September is generally the time we try to freshen-up things a bit with some painting and staining. Helen is usually busy touching-up some of the older props and making some new ones. Phil is back working on the trains, usually in panic mode..
In the earlier part of October we go through the fields and individually price the trees available for sale this year. This is a time consuming task, but we feel that it allows us to better manage our inventory. For example, if two trees are starting to crowd each other, we can discount one to make sure it is taken. Also not all trees are identical and we can vary the price to match the quality. We also need to make sure some are held back for next year. As we are doing the pricing, we are on the lookout for any trees that appear to be diseased or stressed. We make sure they are not priced as they probably won't hold their needles well if cut. If severe we'll cut them out and add them to the burn pile. That's one reason why people come in from the fields and say "all the trees look so nice".
As we get further into the month we start our setup. We want to make sure that any prop or sign that requires a hole (and that's most things) is in place before the end of the month. We're in big trouble if the ground freezes and the snow flies before we're done. We also start stringing all our Christmas lights--generally over 10,000.
It is also the time to get all the Christmas season equipment such as the shakers and balers tested out and do any necessary maintenance. By now Phil is in panic mode on the trains.
November we like to see it turn cold because we will be going over to our other location and cutting Fraser Fir and Balsam Fir for our pre-cut lot. We monitor the weather reports closely. We want to hold off as long as possible, but need to get into the fields before any heavy snowstorms. Our off-site location is only five miles from the Isanti farm; if the snow is not too deep we may go back as necessary for more fresh cut pre-cuts.
If it turns too cold we retreat to the gift shop to continue it's setup. It smells great in there as Helen and a couple of helpers are busy making wreaths, swags, and garland.
We open doors the weekend before thanksgiving. We are usually not that busy, but need the weekend to get any last minutes kinks out of our systems. This is the weekend for the "where is?" "who was supposed to?" and "it worked last year!" When we open big time on Thanksgiving Friday all systems had better be green.
December is really an enjoyable month. The hours are long and there are no days off, but generally by then everything is up and running smoothly. We're in a "what's done is done" mode. What's not can wait for next year.

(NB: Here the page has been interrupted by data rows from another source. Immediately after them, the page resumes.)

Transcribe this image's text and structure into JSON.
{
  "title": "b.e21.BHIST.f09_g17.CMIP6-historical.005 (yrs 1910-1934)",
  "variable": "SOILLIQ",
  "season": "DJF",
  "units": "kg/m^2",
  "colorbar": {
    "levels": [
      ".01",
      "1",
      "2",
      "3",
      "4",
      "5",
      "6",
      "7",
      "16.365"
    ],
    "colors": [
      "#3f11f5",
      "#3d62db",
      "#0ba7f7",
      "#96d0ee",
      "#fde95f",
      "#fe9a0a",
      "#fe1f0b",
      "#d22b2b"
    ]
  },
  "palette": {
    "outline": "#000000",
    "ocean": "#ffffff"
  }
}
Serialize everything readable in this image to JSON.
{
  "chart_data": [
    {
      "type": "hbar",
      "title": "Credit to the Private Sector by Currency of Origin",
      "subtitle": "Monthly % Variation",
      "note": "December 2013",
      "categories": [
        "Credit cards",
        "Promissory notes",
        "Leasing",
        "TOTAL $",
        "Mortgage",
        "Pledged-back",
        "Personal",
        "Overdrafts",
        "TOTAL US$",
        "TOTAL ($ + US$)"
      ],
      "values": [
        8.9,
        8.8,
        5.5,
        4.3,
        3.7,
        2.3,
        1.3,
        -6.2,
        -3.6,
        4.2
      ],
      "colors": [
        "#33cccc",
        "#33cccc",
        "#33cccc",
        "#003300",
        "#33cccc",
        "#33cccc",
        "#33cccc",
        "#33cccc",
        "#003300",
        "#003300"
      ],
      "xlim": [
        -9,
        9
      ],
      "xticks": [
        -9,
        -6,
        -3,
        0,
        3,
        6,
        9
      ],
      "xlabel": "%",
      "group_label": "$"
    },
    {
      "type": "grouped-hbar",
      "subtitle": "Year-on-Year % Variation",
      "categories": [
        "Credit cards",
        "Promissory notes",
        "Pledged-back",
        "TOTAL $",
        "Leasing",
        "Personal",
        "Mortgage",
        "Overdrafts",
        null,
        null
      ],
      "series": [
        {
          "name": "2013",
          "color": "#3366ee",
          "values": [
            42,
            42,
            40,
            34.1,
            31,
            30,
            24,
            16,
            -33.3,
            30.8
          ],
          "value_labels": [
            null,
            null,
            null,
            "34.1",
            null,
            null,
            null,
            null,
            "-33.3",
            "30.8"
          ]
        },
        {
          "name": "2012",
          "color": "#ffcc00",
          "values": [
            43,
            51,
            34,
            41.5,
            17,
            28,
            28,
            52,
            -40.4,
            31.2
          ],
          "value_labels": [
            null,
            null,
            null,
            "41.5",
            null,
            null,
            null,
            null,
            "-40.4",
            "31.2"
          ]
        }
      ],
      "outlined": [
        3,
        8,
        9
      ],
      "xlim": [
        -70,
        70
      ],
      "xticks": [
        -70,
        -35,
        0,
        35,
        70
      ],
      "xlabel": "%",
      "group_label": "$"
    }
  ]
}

While the weekends can be hectic at times, the weekdays are slower with time to visit with returning customers. It's great to once again be saying: "Merry Christmas".
With the Christmas season comes the joy, the sharing, the warm memories of treasured family experiences. We like to think that our trees become the centerpiece of your family's holiday tradition. As you gather around your tree to open gifts, our fondest hope is that someone says: "this is the best tree ever". And then all the above effort becomes worthwhile.